前澤友作氏が率いるカブ&ピースが、海外旅行向けeSIMサービスに参入しました。最大の特徴は、通信利用量に応じて株引換券を付与する仕組みです。従来の価格競争とは異なる切り口で、海外eSIM市場に新たな競争軸が生まれようとしています。
参考: 旅行領域に参入、海外eSIMを含む新サービス群を開始(Travel Voice)
分析・見解
海外eSIM市場は2024年以降、大手通信キャリアの参入と格安事業者の乱立により、価格競争が極限まで進んでいます。1日500円を切るプランも珍しくなくなり、事業者にとっては顧客獲得コストの回収が課題となっていました。この状況下で、カブ&ピースが打ち出した株引換券モデルは、通信サービスを「金融商品への入り口」として再定義する試みと言えます。
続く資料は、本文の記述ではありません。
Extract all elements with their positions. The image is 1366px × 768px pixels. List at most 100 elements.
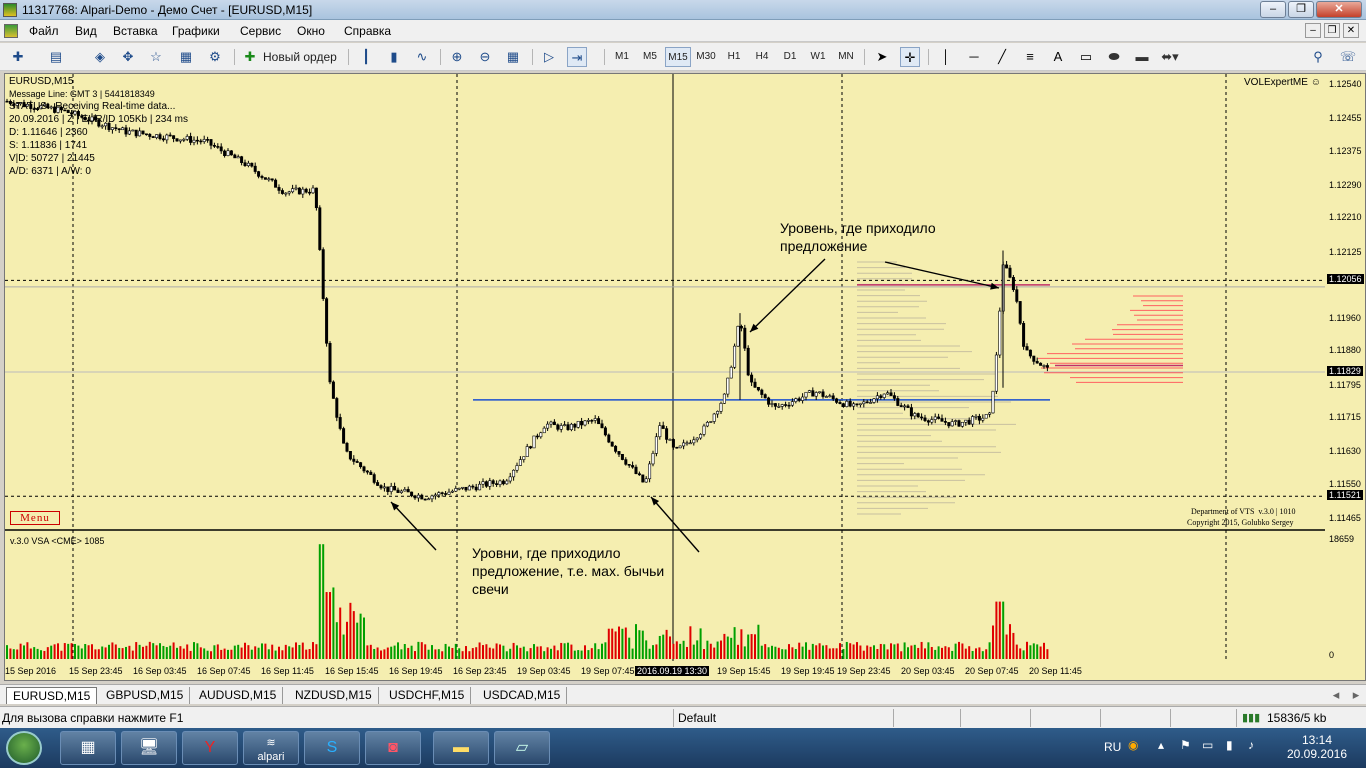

注目すべきは、この戦略が単なるポイント還元の延長ではない点です。株引換券は将来的な価値変動を含むため、ユーザーにとっては「通信費が投資になる」という新しい価値提案になります。特に、投資に関心を持ちつつも最初の一歩を踏み出せていない若年層にとって、日常的な海外旅行という行動が投資体験のきっかけになる可能性があります。
ただし、このモデルには規制上の論点もあります。金融商品取引法との関係、株引換券の会計上の扱い、そして何より株価変動リスクをどう開示するかが鍵になるでしょう。また、株式市場が低迷した場合、インセンティブとしての魅力が薄れるリスクもあります。長期的には、通信サービスの本質的な品質—通信速度、エリアカバレッジ、サポート体制—が問われることに変わりはありません。
ビジネスへの影響
この事例は、成熟市場における差別化戦略の新しい可能性を示唆しています。既存のeSIM事業者にとっては、価格以外の競争軸を再考する契機となるでしょう。例えば、マイレージプログラムとの連携、旅行保険のバンドル、現地体験の優先予約など、旅行という文脈での付加価値提供が考えられます。
一方、新規参入を検討する企業にとっては、自社の既存アセット—顧客基盤、ブランド、関連サービス—とeSIMをどう組み合わせるかが成否を分けるポイントになります。通信サービス単体での競争は避け、クロスセルやエコシステム構築を前提とした事業設計が求められます。今回の株引換券モデルは極端な例ですが、「通信を手段として何を提供するか」という問いは、すべてのeSIM事業者が直面する本質的な課題です。